Andreas Bartsch, Head of Service Delivery at PBT Group
Companies today want to migrate from their on-premise environments to the cloud and inject more agility into their operations. But even though many of the cloud technologies and concepts have been with us for a while, it is the organisations’ realisation that data will be the critical success factor in their ability to compete and be sustainable, which prompted the need to obtain better understanding and insight.

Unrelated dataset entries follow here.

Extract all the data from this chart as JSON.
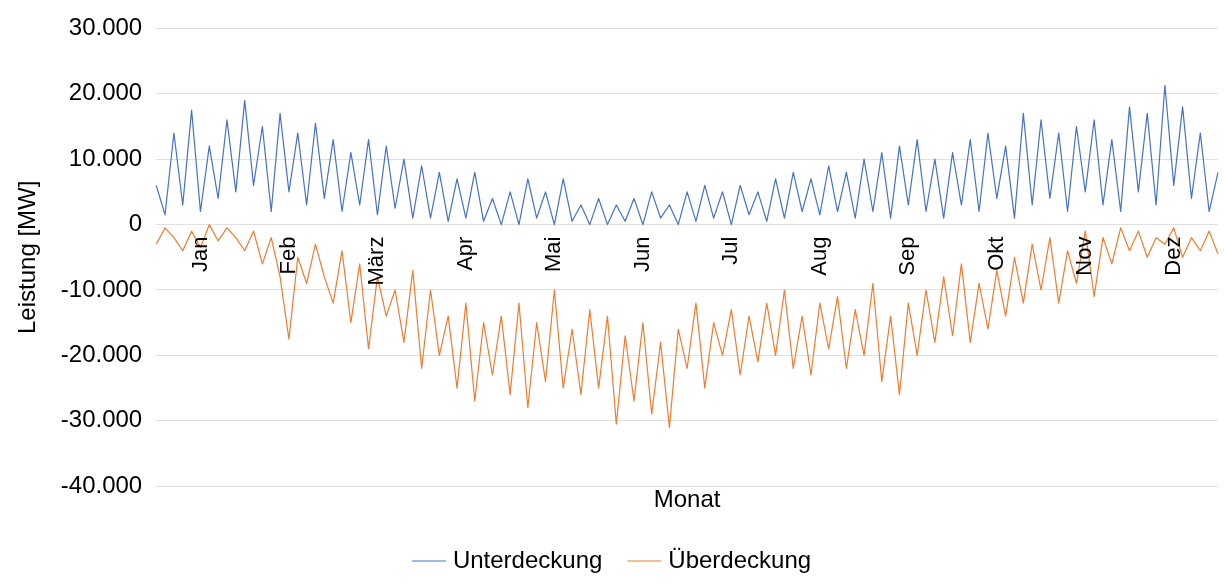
{
  "chart_data": {
    "type": "line",
    "xlabel": "Monat",
    "ylabel": "Leistung [MW]",
    "categories": [
      null,
      null,
      null,
      null,
      null,
      "Jan",
      null,
      null,
      null,
      null,
      null,
      null,
      null,
      null,
      null,
      "Feb",
      null,
      null,
      null,
      null,
      null,
      null,
      null,
      null,
      null,
      "März",
      null,
      null,
      null,
      null,
      null,
      null,
      null,
      null,
      null,
      "Apr",
      null,
      null,
      null,
      null,
      null,
      null,
      null,
      null,
      null,
      "Mai",
      null,
      null,
      null,
      null,
      null,
      null,
      null,
      null,
      null,
      "Jun",
      null,
      null,
      null,
      null,
      null,
      null,
      null,
      null,
      null,
      "Jul",
      null,
      null,
      null,
      null,
      null,
      null,
      null,
      null,
      null,
      "Aug",
      null,
      null,
      null,
      null,
      null,
      null,
      null,
      null,
      null,
      "Sep",
      null,
      null,
      null,
      null,
      null,
      null,
      null,
      null,
      null,
      "Okt",
      null,
      null,
      null,
      null,
      null,
      null,
      null,
      null,
      null,
      "Nov",
      null,
      null,
      null,
      null,
      null,
      null,
      null,
      null,
      null,
      "Dez",
      null,
      null,
      null,
      null,
      null
    ],
    "series": [
      {
        "name": "Unterdeckung",
        "color": "#4472c4",
        "values": [
          6000,
          1500,
          14000,
          3000,
          17500,
          2000,
          12000,
          4000,
          16000,
          5000,
          19000,
          6000,
          15000,
          2000,
          17000,
          5000,
          14000,
          3000,
          15500,
          4000,
          13000,
          2000,
          11000,
          3000,
          13000,
          1500,
          12000,
          2500,
          10000,
          1000,
          9000,
          1000,
          8000,
          500,
          7000,
          1000,
          8000,
          500,
          4000,
          0,
          5000,
          0,
          7000,
          1000,
          5000,
          0,
          7000,
          500,
          3000,
          0,
          4000,
          0,
          3000,
          500,
          4000,
          0,
          5000,
          1000,
          3000,
          0,
          5000,
          500,
          6000,
          1000,
          5000,
          0,
          6000,
          1500,
          5000,
          500,
          7000,
          1000,
          8000,
          2000,
          7000,
          1500,
          9000,
          2000,
          8000,
          1000,
          10000,
          2000,
          11000,
          1000,
          12000,
          3000,
          13000,
          2000,
          10000,
          1000,
          11000,
          3000,
          13000,
          2000,
          14000,
          4000,
          12000,
          1000,
          17000,
          3000,
          16000,
          4000,
          14000,
          2000,
          15000,
          5000,
          16000,
          3000,
          13000,
          2000,
          18000,
          5000,
          17000,
          3000,
          21300,
          6000,
          18000,
          4000,
          14000,
          2000,
          8000
        ]
      },
      {
        "name": "Überdeckung",
        "color": "#ed7d31",
        "values": [
          -3000,
          -500,
          -2000,
          -4000,
          -1000,
          -3500,
          0,
          -2500,
          -500,
          -2000,
          -4000,
          -1000,
          -6000,
          -2000,
          -8000,
          -17500,
          -5000,
          -9000,
          -3000,
          -8000,
          -12000,
          -4000,
          -15000,
          -6000,
          -19000,
          -8000,
          -14000,
          -10000,
          -18000,
          -7000,
          -22000,
          -10000,
          -20000,
          -14000,
          -25000,
          -12000,
          -27000,
          -15000,
          -23000,
          -14000,
          -26000,
          -12000,
          -28000,
          -15000,
          -24000,
          -10000,
          -25000,
          -16000,
          -26000,
          -13000,
          -25000,
          -14000,
          -30500,
          -17000,
          -27000,
          -15000,
          -29000,
          -18000,
          -31000,
          -16000,
          -22000,
          -12000,
          -25000,
          -15000,
          -20000,
          -13000,
          -23000,
          -14000,
          -21000,
          -12000,
          -20000,
          -10000,
          -22000,
          -14000,
          -23000,
          -12000,
          -19000,
          -11000,
          -22000,
          -13000,
          -20000,
          -9000,
          -24000,
          -14000,
          -26000,
          -12000,
          -20000,
          -10000,
          -18000,
          -8000,
          -17000,
          -6000,
          -18000,
          -9000,
          -16000,
          -7000,
          -14000,
          -5000,
          -12000,
          -3000,
          -10000,
          -2000,
          -12000,
          -4000,
          -9000,
          -1000,
          -11000,
          -2000,
          -6000,
          -500,
          -4000,
          -1000,
          -5000,
          -2000,
          -3000,
          -500,
          -5000,
          -2000,
          -4000,
          -1000,
          -4500
        ]
      }
    ],
    "ylim": [
      -40000,
      30000
    ],
    "yticks": [
      {
        "value": 30000,
        "label": "30.000"
      },
      {
        "value": 20000,
        "label": "20.000"
      },
      {
        "value": 10000,
        "label": "10.000"
      },
      0,
      {
        "value": -10000,
        "label": "-10.000"
      },
      {
        "value": -20000,
        "label": "-20.000"
      },
      {
        "value": -30000,
        "label": "-30.000"
      },
      {
        "value": -40000,
        "label": "-40.000"
      }
    ],
    "grid": "y",
    "legend": "bottom",
    "marker": "none",
    "line_style": "solid"
  }
}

In the traditional data warehouse and business intelligence environments, we have become familiar with the ‘Big Five’ solution providers – Microsoft, IBM, Oracle, SAP, and SAS. We have also become accustomed to the relevant databases, as well as ETL (extract, transform, load) tools like Microsoft SSIS, IBM DataStage, Oracle Data Integrator, SAP Data Services, Informatica, amongst others. The typical data platform consisted of staging layers, an Enterprise Operational Data Store (EODS), an Enterprise Data Warehouse (EDW), and the Visualisation Layer.
Different ‘viewpoints’
However, for every component available in the cloud, each cloud service provider (CSP) has its own terminologies, solutions, and ways of configuring services. The emergence of the Enterprise Data Lake (EDL) resulting from the need to derive value from unstructured data (Big Data) and in enabling the data scientist. The COVID-19 pandemic has emphasised how data has become a predominant feature in the way business is done. In fact, good data is a non-negotiable ingredient to most aspects of successful Artificial Intelligence.

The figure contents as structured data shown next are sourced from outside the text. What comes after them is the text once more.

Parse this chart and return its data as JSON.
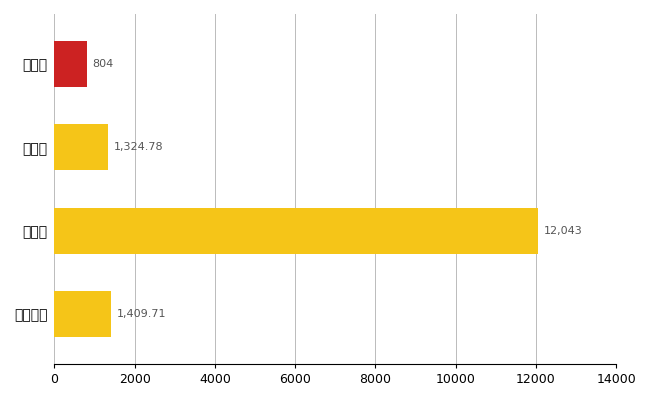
{
  "categories": [
    "全国平均",
    "県最大",
    "県平均",
    "吉川市"
  ],
  "values": [
    1409.71,
    12043,
    1324.78,
    804
  ],
  "colors": [
    "#F5C518",
    "#F5C518",
    "#F5C518",
    "#CC2222"
  ],
  "labels": [
    "1,409.71",
    "12,043",
    "1,324.78",
    "804"
  ],
  "xlim": [
    0,
    14000
  ],
  "xticks": [
    0,
    2000,
    4000,
    6000,
    8000,
    10000,
    12000,
    14000
  ],
  "bar_height": 0.55,
  "label_fontsize": 8,
  "tick_fontsize": 9,
  "ytick_fontsize": 10,
  "bg_color": "#ffffff",
  "grid_color": "#bbbbbb"
}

Already, organisations are embarking on major strategic initiatives to establish data-driven cultures. Regulatory compliance and security remain high profile focus areas and necessitate appropriate data governance. The Internet of Things (IoT), edge computing, and technologies like 5G furthermore enable access to more data, and data in near real-time. Cloud services provide the opportunity to leverage these technologies and the vast volumes of data but require data specialist expertise to do so.
An agnostic perspective
Amidst the mentioned CSPs and associated technologies, we have also noticed emerging roles like Cloud Administrator, Cloud Engineer, and Cloud Architect, to name a few. As with the technologies, these are typically branded as per the relevant CSP. Whilst these roles are necessary for organisations who migrate to the cloud, be aware that they do not replace the likes of a data engineer or data architect. Instead, these are now evolving to become cloud data engineers and cloud data architects.

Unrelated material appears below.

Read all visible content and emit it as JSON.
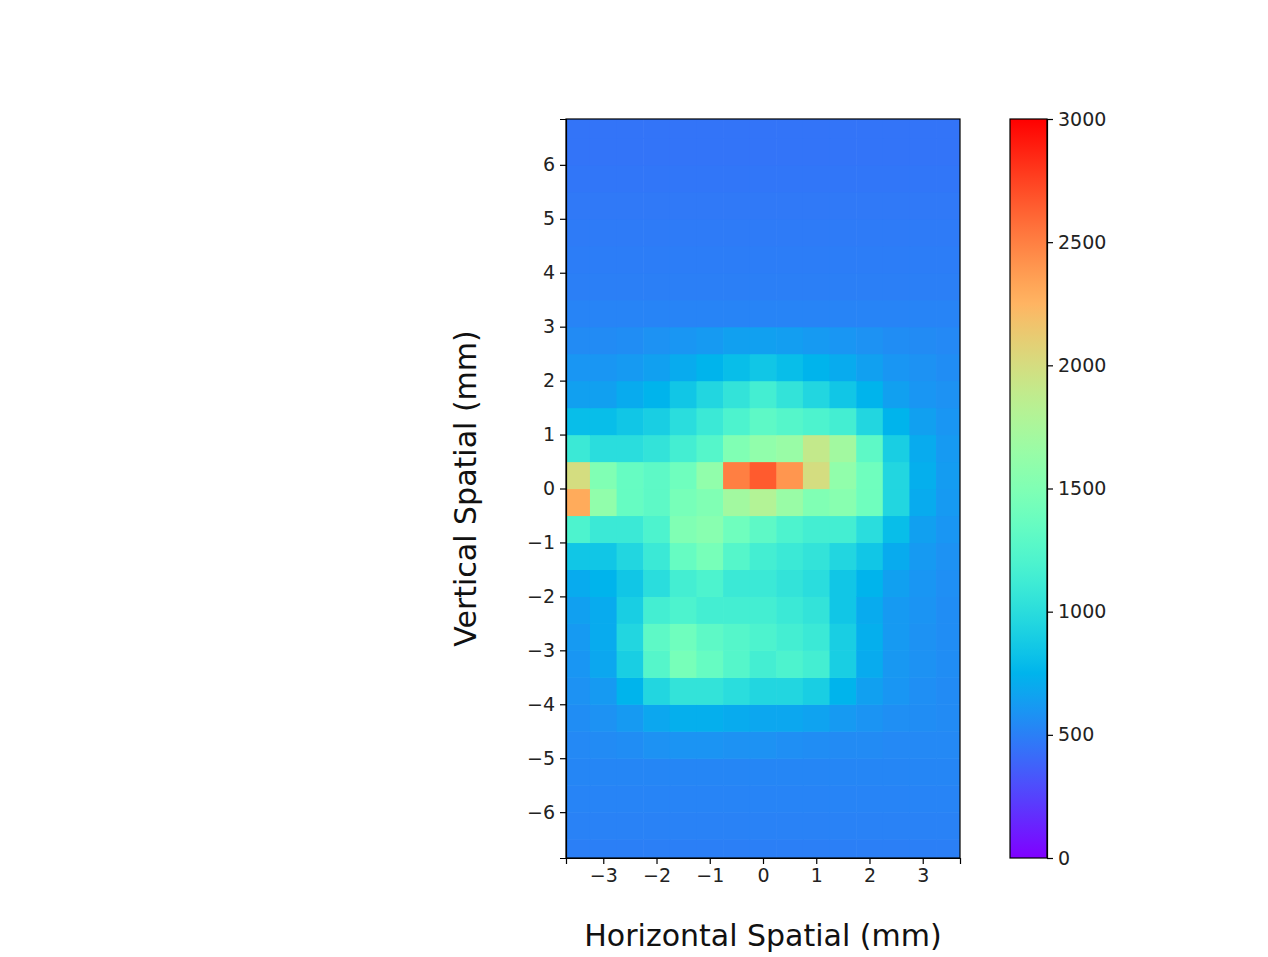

Within this, remaining technology agnostic is not only crucial for success, but more relevant than ever to deliver an unbiased view. There is no doubt that the cloud has introduced many new technologies and most definitely a new ‘way of work’, which must be adapted to. As data specialists, it is our responsibility to remain informed, knowledgeable, and technology savvy – we must continuously cross-skill and learn.
Strong foundation
It also means that the basic principles of data management still apply and are possibly more important than ever. Data architecture, data modelling, data engineering, and data governance will remain critical competencies, irrespective of the CPS or associated technologies used.
Dare one say, every cloud has a silver lining with the cloud (and technology)-agnostic data specialist remaining relevant, unbiased, and important. So, even though some of the ways that data is managed might differ between cloud systems, the principles of good data practice will always apply. Having a truly agnostic data specialist is therefore fundamental to any cloud data migration journey.